Congress should also remedy OAWP’s lack of power to implement disciplinary recommendations and corrective actions. When a VA component does not implement the recommendation themselves, OAWP should have the authority to refer that unimplemented disciplinary recommendation or corrective action to the Office of Special Counsel for a disciplinary prosecution at the Merit Systems Protection Board. This would ensure more enforcement and accountability than what’s available in the current system.
Another improvement would be to create stronger reporting and transparency measures, which could help provide better insight into OAWP’s activities. Congress should mandate that reports regarding senior leader misconduct and whistleblower retaliation be made publicly available online in an accessible format. These reports would be similar to other departments’ inspectors general investigations into senior leader misconduct that are already publicly available. The Department of Defense Office of Inspector General, for instance, lists reports of investigations on their FOIA reading room website that include the name of the senior official, the allegations, an analysis of the allegations, and recommendations for discipline.30 The Department of Justice Office of the Inspector General’s website lists investigative summaries in cases involving administrative misconduct after issuing a final report of investigation to the component.31 The information in these publicly available reports should be replicated at the VA when disciplinary recommendations or corrective actions are not taken.
Congress should also implement stronger reporting and transparency measures so that both Congress and the public can know what accountability looks like at the VA. The more discretion you give the VA to determine how much information to disclose, the less transparency you get. That, in turn, means less accountability for the veterans and the taxpayers. Effective reforms would ensure that the VA is not only correcting past misconduct but also preventing future misconduct.

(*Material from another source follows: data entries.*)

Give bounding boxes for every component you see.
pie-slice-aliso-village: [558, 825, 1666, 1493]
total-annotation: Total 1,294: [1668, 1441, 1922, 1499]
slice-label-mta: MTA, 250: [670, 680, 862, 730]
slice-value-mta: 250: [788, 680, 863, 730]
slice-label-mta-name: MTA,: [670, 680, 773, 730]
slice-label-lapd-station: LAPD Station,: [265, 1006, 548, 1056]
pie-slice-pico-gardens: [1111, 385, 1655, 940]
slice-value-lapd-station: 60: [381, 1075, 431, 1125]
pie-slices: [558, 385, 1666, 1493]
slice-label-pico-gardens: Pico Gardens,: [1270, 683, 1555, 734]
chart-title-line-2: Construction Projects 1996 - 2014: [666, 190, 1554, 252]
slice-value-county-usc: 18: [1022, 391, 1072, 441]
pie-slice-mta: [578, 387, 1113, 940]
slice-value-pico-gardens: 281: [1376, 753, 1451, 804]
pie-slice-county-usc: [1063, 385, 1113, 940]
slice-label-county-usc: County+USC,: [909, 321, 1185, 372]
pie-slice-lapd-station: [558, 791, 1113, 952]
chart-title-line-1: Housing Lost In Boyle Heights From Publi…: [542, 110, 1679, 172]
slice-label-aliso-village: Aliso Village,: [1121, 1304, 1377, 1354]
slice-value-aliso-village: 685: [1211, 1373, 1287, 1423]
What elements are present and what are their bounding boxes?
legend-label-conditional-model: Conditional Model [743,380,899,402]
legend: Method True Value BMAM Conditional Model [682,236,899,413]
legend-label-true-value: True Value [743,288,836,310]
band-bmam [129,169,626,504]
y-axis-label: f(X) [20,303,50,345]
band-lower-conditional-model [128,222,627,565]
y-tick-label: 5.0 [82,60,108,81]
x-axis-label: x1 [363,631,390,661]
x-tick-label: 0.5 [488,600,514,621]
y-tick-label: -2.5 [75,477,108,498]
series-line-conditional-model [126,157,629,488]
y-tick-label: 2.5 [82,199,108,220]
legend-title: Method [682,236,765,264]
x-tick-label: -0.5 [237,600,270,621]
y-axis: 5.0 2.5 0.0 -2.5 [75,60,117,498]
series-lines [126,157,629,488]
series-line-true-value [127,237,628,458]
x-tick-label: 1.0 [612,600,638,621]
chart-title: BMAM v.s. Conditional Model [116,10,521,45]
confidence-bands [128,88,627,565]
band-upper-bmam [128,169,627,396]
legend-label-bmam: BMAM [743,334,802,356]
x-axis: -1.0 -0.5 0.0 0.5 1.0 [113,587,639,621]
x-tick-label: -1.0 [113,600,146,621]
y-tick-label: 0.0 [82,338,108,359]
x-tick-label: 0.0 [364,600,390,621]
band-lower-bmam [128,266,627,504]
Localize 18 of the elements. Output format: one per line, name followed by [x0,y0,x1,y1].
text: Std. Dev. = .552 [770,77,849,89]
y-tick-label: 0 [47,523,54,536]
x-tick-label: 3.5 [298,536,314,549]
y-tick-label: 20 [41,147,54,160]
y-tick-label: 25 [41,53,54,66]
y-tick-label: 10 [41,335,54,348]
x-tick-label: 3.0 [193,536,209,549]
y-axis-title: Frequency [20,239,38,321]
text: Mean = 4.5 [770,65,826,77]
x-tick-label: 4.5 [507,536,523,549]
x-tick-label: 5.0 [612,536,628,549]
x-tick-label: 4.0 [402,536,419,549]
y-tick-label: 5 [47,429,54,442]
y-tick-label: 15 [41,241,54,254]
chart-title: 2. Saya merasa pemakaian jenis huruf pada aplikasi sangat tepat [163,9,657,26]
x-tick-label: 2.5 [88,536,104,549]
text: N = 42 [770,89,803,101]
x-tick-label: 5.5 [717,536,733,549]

VA whistleblowers take the risk to blow the whistle because they believe it is their duty to speak up when they witness violations of the country’s trust.32 Congress has recognized the need to update protections for VA whistleblowers, but so far it has not been enough. The lesson is clear: Despite the existence of OAWP, the VA continues to retaliate against whistleblowers and to bully investigators in order to quash investigations and dissent. Such actions are to the detriment of veterans and the taxpayers.
The Office of Accountability and Whistleblower Protection can and should be working more efficiently and effectively. With these suggested reforms, OAWP can become more independent from the VA, thereby ensuring an unbiased review of allegations, better protection of whistleblowers, and increased accountability for agency officials and their misconduct. POGO stands ready to work with the subcommittee to further explore how whistleblowers can be better protected at the VA. Thank you again for providing me the opportunity to testify today. I look forward to your questions.